DOI : KW.2022.v11.i05.p19
ABSTRAK
Penelitian bertujuan untuk menganalisis keabsahaan dan kekuatan hukum dari perjanjian kredit yang dilakukan secara online berbasis financial technology (fintech), menimbang bahwa kini seiring berkembang pesatnya kecanggihan teknologi telah membawa segala bentuk kemudahan dalam berbagai macam bidang di Negara Indonesia, termasuk industri keuangan. Metode penelitian yang dipakai pada studi kali ini adalah yuridis normatif dengan pendekatan peraturan perundang-undangan dan pendekatan konsep. Hasil daripada studi yang telah dilakukan menunjukan bahwa perjanjian kredit secara online berbasis financial technology sah adanya selama memenuhi persyaratan yang diatur dalam KUHPerdata mengenai sahnya suatu perjanjian, dan karena perjanjian itu telah sah maka mengikat dan berlaku sebagai undang-undang bagi para pihak yang membuatnya. Perjanjian kredit secara online berbasis financial technology termasuk ke dalam bentuk perjanjian digital, sehingga kekuatan hukum perjanjian kredit online berbasis financial technology diperkuat oleh adanya Undang-Undang Informasi dan Teknologi. Perjanjian kredit secara online ini tertuang dalam akta atau kontrak elektronik. Kredit Online memiliki resiko yang cukup tinggi, salah bentuk resiko yang kerap terjadi adalah kredit macet. Untuk itu perlu dipertegasnya mekanisme penyelesaian apabila terjadinya kredit macet. Terdapat dua upaya yang dapat ditempuh apabila terjadi permasalahan kredit macet yakni upaya hukum dan upaya non hukum, keduanya dapat ditempuh berdasarkan kebijkan yang dikehendaki perusahaan financial technology itu sendiri.

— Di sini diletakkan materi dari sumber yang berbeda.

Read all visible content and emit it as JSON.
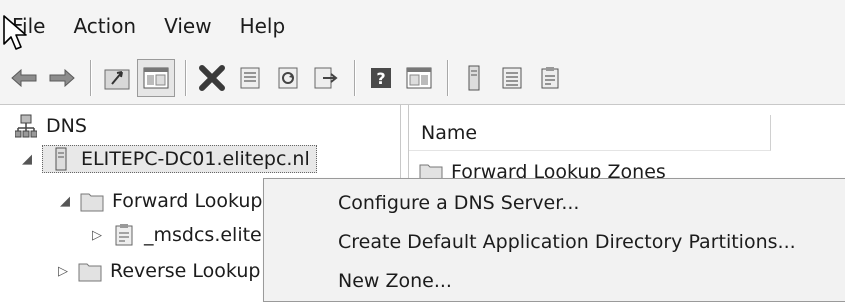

Kata Kunci: Perjanjian Kredit, Online, Financial Technology.
ABSTRACT
The following study aims to analyze and examine the validity and legal power of credit agreements conducted online based on financial technology (fintech), considering that now as the rapid sophistication of technology has brought all forms of convenience in various fields in the Country of Indonesia, including the financial industry. The reseacrh method used in this study is normative juridical with a statutory approach and concept approach. The results of the studies that have been conducted show that online credit agreements based on financial technology are valid as long as they meet the requirements stipulated in the KUHPerdata regarding of the validity of an agreement and because the agreement is valid it is binding and applies as a law for the parties who make it. Online credit agreements based on financial technology are included in the form of digital agreements, so the legal power of online credit agreements based on financial technology is strengthened by the existence of the Information and Technology Act. This online credit agreement is contained in a deed or electronic contract. Online credit has a fairly high risk, one form of risk that often occurs is bad credit. For this reason, it is necessary to strengthen the settlement mechanism in the event of bad credit. There are two efforts that can be taken if there is a bad credit problem, namely legal efforts and non-legal efforts, both can be taken based on the policy desired by the financial technology company itself.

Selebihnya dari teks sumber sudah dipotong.